Gözlüklerin saklamasın bu sefer
Zarfı uzattığımdaki
Heyecanı
Neşeyi
Umudu, çareyi.
Saklamasın bu sefer o yaşları.
Bir senden akıyorsa bizimle beraber bin aksın ak saçlı Halo.
*****
Bugün yanımdan bin farklı Halo geçti.
Aslında bugün yanımdan bir tane Halo geçti.
Gözleri yorgun ama ateş saçan ve kısık ama hedefi belli olan.
Yanımdan bin farklı değil tek bir Halo geçti.
Biliyorum.
Öfkeli bakışı işe değil, çatık kaşı işe değildir.
Bin farklı değil bir tek Halo geçti yanımdan
Biliyorum.
Küfür savurdu içinden, kimde benim alın terim diye.
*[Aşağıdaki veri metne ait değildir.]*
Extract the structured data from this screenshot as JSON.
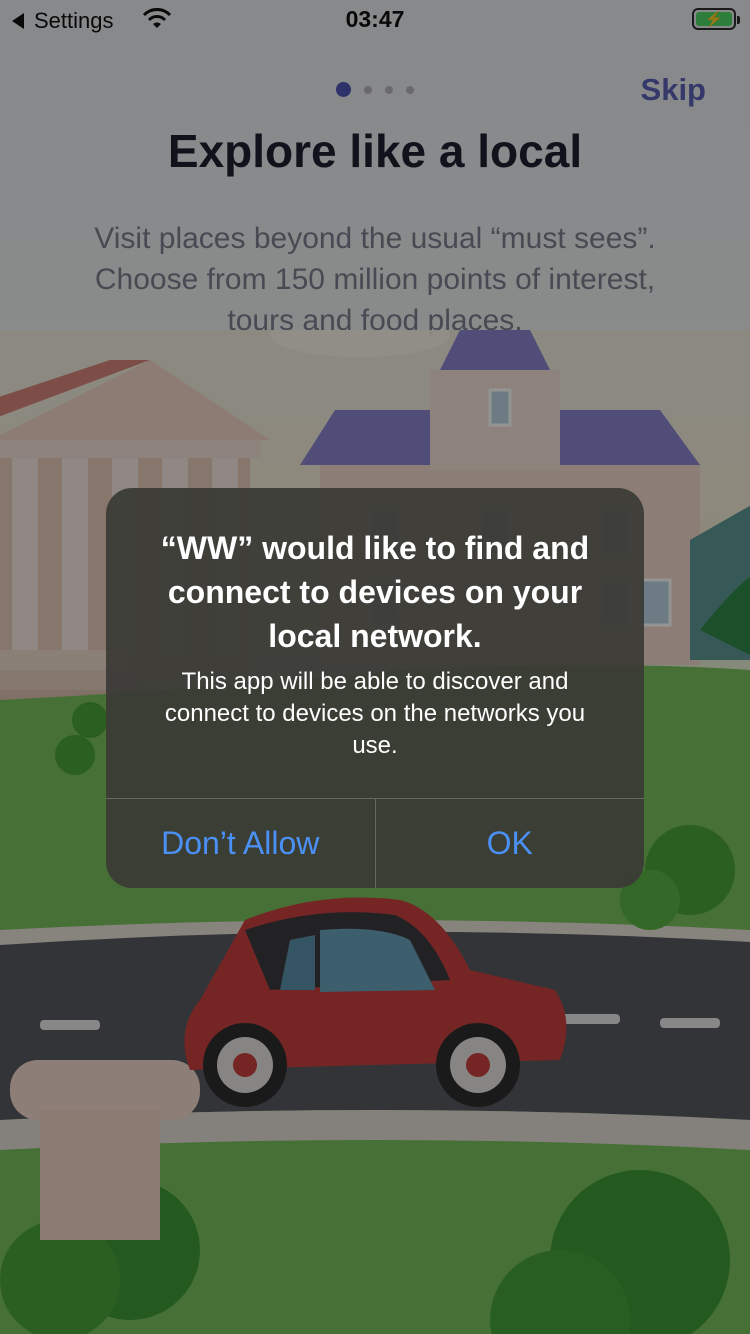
{
  "status_bar": {
    "back_label": "Settings",
    "time": "03:47"
  },
  "onboarding": {
    "skip_label": "Skip",
    "headline": "Explore like a local",
    "subtext": "Visit places beyond the usual “must sees”. Choose from 150 million points of interest, tours and food places.",
    "page_count": 4,
    "active_page": 1
  },
  "alert": {
    "title": "“WW” would like to find and connect to devices on your local network.",
    "message": "This app will be able to discover and connect to devices on the networks you use.",
    "deny_label": "Don’t Allow",
    "ok_label": "OK"
  },
  "colors": {
    "accent": "#5c62b7",
    "alert_button": "#4a90f5",
    "battery": "#4cd964"
  },
  "icons": [
    "back-chevron-icon",
    "wifi-icon",
    "battery-charging-icon"
  ]
}
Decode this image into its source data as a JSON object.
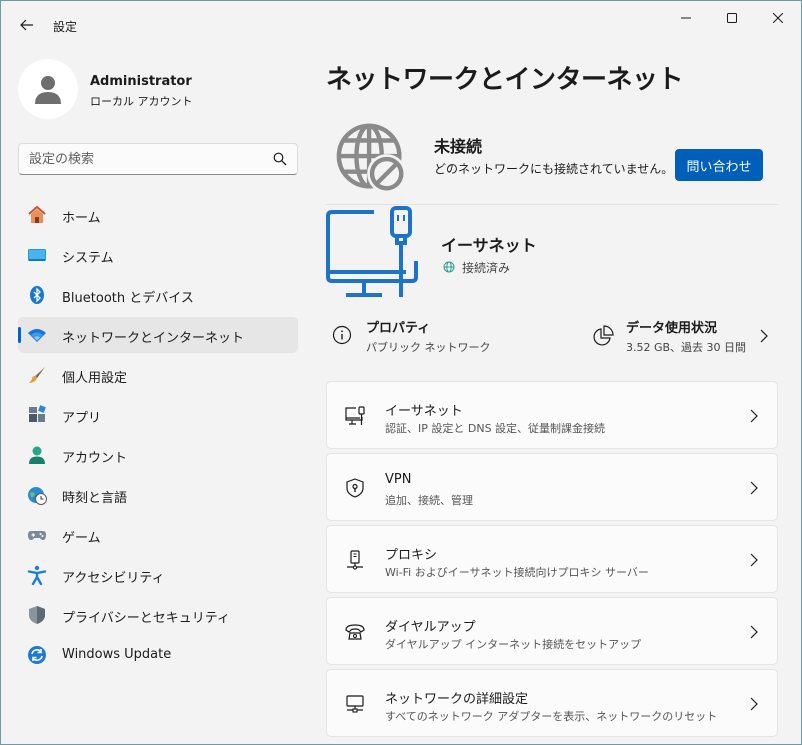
{
  "window": {
    "title": "設定"
  },
  "profile": {
    "name": "Administrator",
    "account_type": "ローカル アカウント"
  },
  "search": {
    "placeholder": "設定の検索"
  },
  "sidebar": {
    "items": [
      {
        "label": "ホーム",
        "icon": "home-icon"
      },
      {
        "label": "システム",
        "icon": "system-icon"
      },
      {
        "label": "Bluetooth とデバイス",
        "icon": "bluetooth-icon"
      },
      {
        "label": "ネットワークとインターネット",
        "icon": "wifi-icon",
        "selected": true
      },
      {
        "label": "個人用設定",
        "icon": "brush-icon"
      },
      {
        "label": "アプリ",
        "icon": "apps-icon"
      },
      {
        "label": "アカウント",
        "icon": "account-icon"
      },
      {
        "label": "時刻と言語",
        "icon": "clock-globe-icon"
      },
      {
        "label": "ゲーム",
        "icon": "gamepad-icon"
      },
      {
        "label": "アクセシビリティ",
        "icon": "accessibility-icon"
      },
      {
        "label": "プライバシーとセキュリティ",
        "icon": "shield-icon"
      },
      {
        "label": "Windows Update",
        "icon": "update-icon"
      }
    ]
  },
  "main": {
    "title": "ネットワークとインターネット",
    "status": {
      "title": "未接続",
      "description": "どのネットワークにも接続されていません。",
      "button_label": "問い合わせ"
    },
    "ethernet": {
      "title": "イーサネット",
      "status": "接続済み"
    },
    "properties": {
      "title": "プロパティ",
      "subtitle": "パブリック ネットワーク"
    },
    "data_usage": {
      "title": "データ使用状況",
      "subtitle": "3.52 GB、過去 30 日間"
    },
    "cards": [
      {
        "title": "イーサネット",
        "subtitle": "認証、IP 設定と DNS 設定、従量制課金接続",
        "icon": "ethernet-icon"
      },
      {
        "title": "VPN",
        "subtitle": "追加、接続、管理",
        "icon": "vpn-shield-icon"
      },
      {
        "title": "プロキシ",
        "subtitle": "Wi-Fi およびイーサネット接続向けプロキシ サーバー",
        "icon": "proxy-icon"
      },
      {
        "title": "ダイヤルアップ",
        "subtitle": "ダイヤルアップ インターネット接続をセットアップ",
        "icon": "dialup-icon"
      },
      {
        "title": "ネットワークの詳細設定",
        "subtitle": "すべてのネットワーク アダプターを表示、ネットワークのリセット",
        "icon": "advanced-network-icon"
      }
    ]
  },
  "colors": {
    "accent": "#005fb8",
    "selection_bar": "#0067c0",
    "window_bg": "#f3f3f3",
    "card_bg": "#fbfbfb"
  }
}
Tek bir Halo geçti ve gitti yanımdan.
Deponun bir ucundan diğer ucuna gitti.
Durmadı tek bir Halo gitti yanımdan.
Biliyorum.
Her kahpeliği, namertliği, haysiyetsizliği yaptılar sana Halo
Ama senin kirlenen ya sakalın ya kıyafetin oldu.
Durmayacaktı Halo, durursa vazgeçecekti ama
Vazgeçmiyor, inadına gidiyordu
Hep gidiyordu
Hep ileri!
Ey geleceğin komünist toplumu!
Bizim fabrikada durum da bu Halo da.
İzin ver sorayım simdi sana.
Fabrika bizim oldu mu?
Halo’nun öncü partisi geldi mi bizim fabrikanın önüne?
Anlatabildi mi sana bizi?
En önemlisi yoldaşım oldu mu Halo?
Hafif bir tebessümle bakıyorum sana.
Gelmese öncü parti, anlatmasa seni
Bizim olmasa fabrikalar, tarlalar
En önemlisi de yoldaşım olmasa Halo, sana yaklaşabilir miydik bir adım?
Olmazdı tabi.
Fabrikaya gelip seni anlatanlara ve Halo’ya ve bir, sana bin selam olsun!